Online media buyer Qfactor said Tuesday that it plans to cut its workforce in an effort to capitalize on new technologies and to streamline its operations.
According to the company, it will reduce headcount by 22, or about 30 percent, because of operational efficiencies brought about by advancements in its technology, and in response to the ad industry’s current woes.
Spokespeople from the five-year-old Bethesda, Md. firm said improvements in its ad measurement tools and databases had made some of the eliminated positions obsolete.

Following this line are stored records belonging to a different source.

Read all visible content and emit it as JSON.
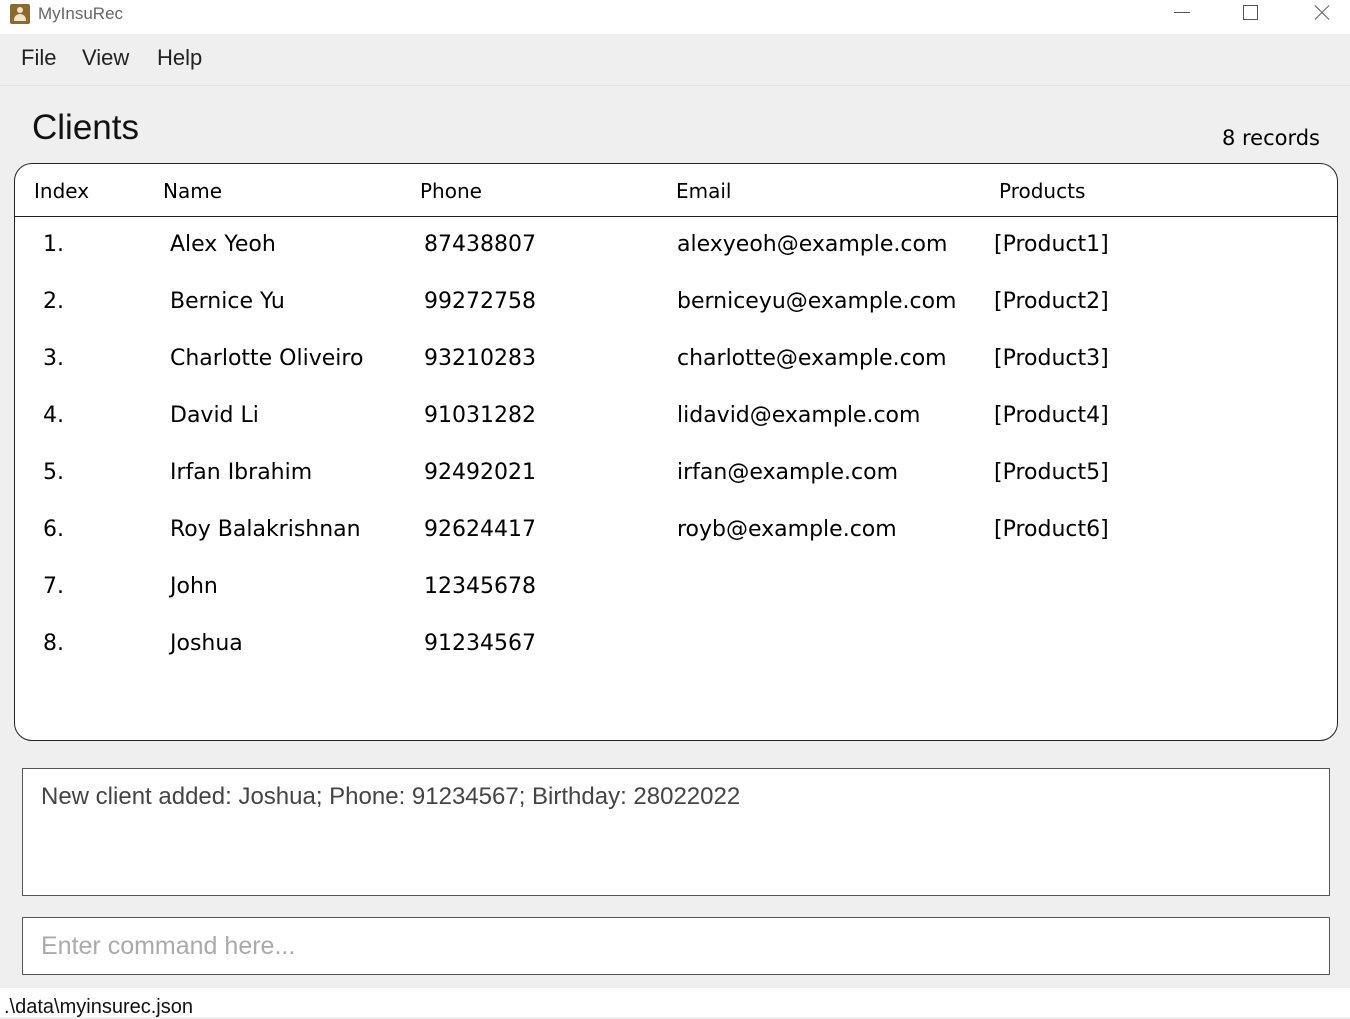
{
  "window": {
    "title": "MyInsuRec",
    "icon": "contact-book-icon"
  },
  "menu": {
    "items": [
      "File",
      "View",
      "Help"
    ]
  },
  "clients_panel": {
    "title": "Clients",
    "record_count": "8 records",
    "columns": [
      "Index",
      "Name",
      "Phone",
      "Email",
      "Products"
    ],
    "rows": [
      {
        "index": "1.",
        "name": "Alex Yeoh",
        "phone": "87438807",
        "email": "alexyeoh@example.com",
        "products": "[Product1]"
      },
      {
        "index": "2.",
        "name": "Bernice Yu",
        "phone": "99272758",
        "email": "berniceyu@example.com",
        "products": "[Product2]"
      },
      {
        "index": "3.",
        "name": "Charlotte Oliveiro",
        "phone": "93210283",
        "email": "charlotte@example.com",
        "products": "[Product3]"
      },
      {
        "index": "4.",
        "name": "David Li",
        "phone": "91031282",
        "email": "lidavid@example.com",
        "products": "[Product4]"
      },
      {
        "index": "5.",
        "name": "Irfan Ibrahim",
        "phone": "92492021",
        "email": "irfan@example.com",
        "products": "[Product5]"
      },
      {
        "index": "6.",
        "name": "Roy Balakrishnan",
        "phone": "92624417",
        "email": "royb@example.com",
        "products": "[Product6]"
      },
      {
        "index": "7.",
        "name": "John",
        "phone": "12345678",
        "email": "",
        "products": ""
      },
      {
        "index": "8.",
        "name": "Joshua",
        "phone": "91234567",
        "email": "",
        "products": ""
      }
    ]
  },
  "result_display": {
    "text": "New client added: Joshua; Phone: 91234567; Birthday: 28022022"
  },
  "command_box": {
    "placeholder": "Enter command here...",
    "value": ""
  },
  "status_bar": {
    "file_path": ".\\data\\myinsurec.json"
  }
}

“We have had in the last year a tremendous amount of improvement in our ability to track and measure the performance of media,” said William Graham Champion Mitchell, the company’s non-executive chairman. “In part that’s because software has been improved and in part we’ve learned how to work with the data better. The bottom line is we can do a better job of measuring and managing our clients’ campaigns with fewer people, because of the improvements in our efficiencies and our metrics.”
The company said a part of its cuts includes the closing of its New York and San Francisco offices, which together held nine employees.
“Today’s layoffs are reflective both of those gained operational efficiencies, and our commitment to continue our record of twenty consecutive quarters of profitability,” said Qfactor president and chief executive Brayton Johnson. “We recognize a slowing of growth in the online advertising industry and these increased efficiencies and today’s reorganization are designed to continue our profitability. This is an essential component of our commitment to continue delivering the most successful and effective online advertising campaign management to our clients.”
As an online-only media planner and buyer, Qfactor is at the center of the online advertising maelstrom. After two quarters of slacking revenue growth, many companies in the online marketing and advertising industry have missed earnings, announced extensive reorganizations or gone out of business entirely. With many experts predicting two more quarters before online ad spending rebounds, companies are faced with the task of figuring out how best to ride out the industry’s troubles.
“We must anticipate and embrace change,” Johnson said. “We will continue to manage our company to insure that our operation remains more efficient and effective than our competitors. Despite the barrage of negative publicity about the interactive advertising industry, Qfactor is taking actions to insure it will not only survive but continue to prosper.”